Acceptance: There needs to be an acceptance of two things. One: the bias exists. Two: if you aren’t a Black woman or femme, you should be listening, not speaking or signing, because you aren’t the expert on solving this.

Listening & (Un)Learning: Listen to Black women and femmes, wholly and completely. This isn’t a “take what you want, what makes you comfortable, what resonates, and leave the rest”—take it all. Secondly, the amount of resources is incredibly abundant. Seek them out, learn, unlearn, and learn again. If I had a penny for every resource out there, I’d have enough money to buy the next election. Do the work. The onus is on you.

Acknowledge & Dismantle: Acknowledge your privilege. Sit with it, learn it. How does it manifest in your personal and professional life? Where and how can you dismantle the system? Do it. Remember that anything you have to lose is a drop in the bucket compared to your Black women and femme counterparts.

As you work through these steps, bring Black women and femmes into positions of power (yes, even give them power over you). They know what you don’t. They don’t have the biases you do. They can change problems that you cannot yet even recognize. Check your ego at the door, and pay and praise them accordingly.

What pieces of advice would you give to entrepreneurs from underrepresented communities who want to pursue their dreams of launching a business?

My piece of advice? Step (or roll) into your power. Lean into what is uniquely you and yours. Everything that has happened in your life--things that have healed and things that have hurt--has given you wisdom and perfectly positioned you to pursue your dreams.

I am able to so clearly see the unlocked potential of Black people, Indigenous people, LGBTQIA2S+ people, disabled people, and marginalized communities at large. This world has smothered us with falsified stories of success, entrepreneurship, and more; it’s to no one’s surprise that these stories almost never contain us (unless we're being tokenized, that is).

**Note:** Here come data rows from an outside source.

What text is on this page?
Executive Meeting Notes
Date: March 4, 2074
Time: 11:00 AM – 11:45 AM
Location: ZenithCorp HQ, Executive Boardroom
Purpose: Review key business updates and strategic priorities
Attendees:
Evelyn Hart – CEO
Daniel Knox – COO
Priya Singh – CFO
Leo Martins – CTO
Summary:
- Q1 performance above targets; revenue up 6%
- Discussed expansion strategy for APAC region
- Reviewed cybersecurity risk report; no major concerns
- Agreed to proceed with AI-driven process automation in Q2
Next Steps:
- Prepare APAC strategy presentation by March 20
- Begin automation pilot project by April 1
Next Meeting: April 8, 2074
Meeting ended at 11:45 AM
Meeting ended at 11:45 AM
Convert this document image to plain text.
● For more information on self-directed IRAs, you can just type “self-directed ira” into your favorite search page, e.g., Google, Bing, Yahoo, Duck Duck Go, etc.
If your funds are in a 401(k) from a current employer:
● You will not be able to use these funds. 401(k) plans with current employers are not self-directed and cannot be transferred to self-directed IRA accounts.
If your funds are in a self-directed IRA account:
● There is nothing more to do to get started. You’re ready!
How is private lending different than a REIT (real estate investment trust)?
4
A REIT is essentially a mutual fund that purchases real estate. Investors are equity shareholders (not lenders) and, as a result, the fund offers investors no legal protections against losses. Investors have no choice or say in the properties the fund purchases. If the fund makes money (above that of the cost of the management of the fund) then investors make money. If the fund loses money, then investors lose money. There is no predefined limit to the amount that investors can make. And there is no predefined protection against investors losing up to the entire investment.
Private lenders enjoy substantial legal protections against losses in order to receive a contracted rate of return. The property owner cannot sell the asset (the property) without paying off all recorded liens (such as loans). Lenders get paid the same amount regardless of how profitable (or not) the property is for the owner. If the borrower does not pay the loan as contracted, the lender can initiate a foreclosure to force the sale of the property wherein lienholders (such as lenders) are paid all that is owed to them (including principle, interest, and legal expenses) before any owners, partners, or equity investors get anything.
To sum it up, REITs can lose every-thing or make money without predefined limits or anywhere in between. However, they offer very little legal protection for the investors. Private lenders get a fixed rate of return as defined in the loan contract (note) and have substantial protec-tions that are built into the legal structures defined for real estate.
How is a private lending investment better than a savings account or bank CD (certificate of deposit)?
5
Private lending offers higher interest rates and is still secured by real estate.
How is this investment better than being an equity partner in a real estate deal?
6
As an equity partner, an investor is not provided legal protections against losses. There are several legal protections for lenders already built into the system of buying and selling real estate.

This makes moving into that space feel scary at best, and completely impossible at worst. You are absolutely unstoppable when you step (or roll) into the life that contains all of who you are. If your business is in alignment with that, you are doing both yourself and this world a disservice if you let it pass you by.

As I say this, I completely understand the very real barriers to entry for us. I do. It’s going to be harder, it’s going to be more frustrating, the lows are going to feel lower. At the same time, companies like Pipeline Angels are behind you. We can’t fund everyone but are working to change the systems in place so that these barriers no longer exist. This takes time, and this investing space isn’t perfect, but in case no one has yet, I’m inviting you in the door, because there’s power in that, too.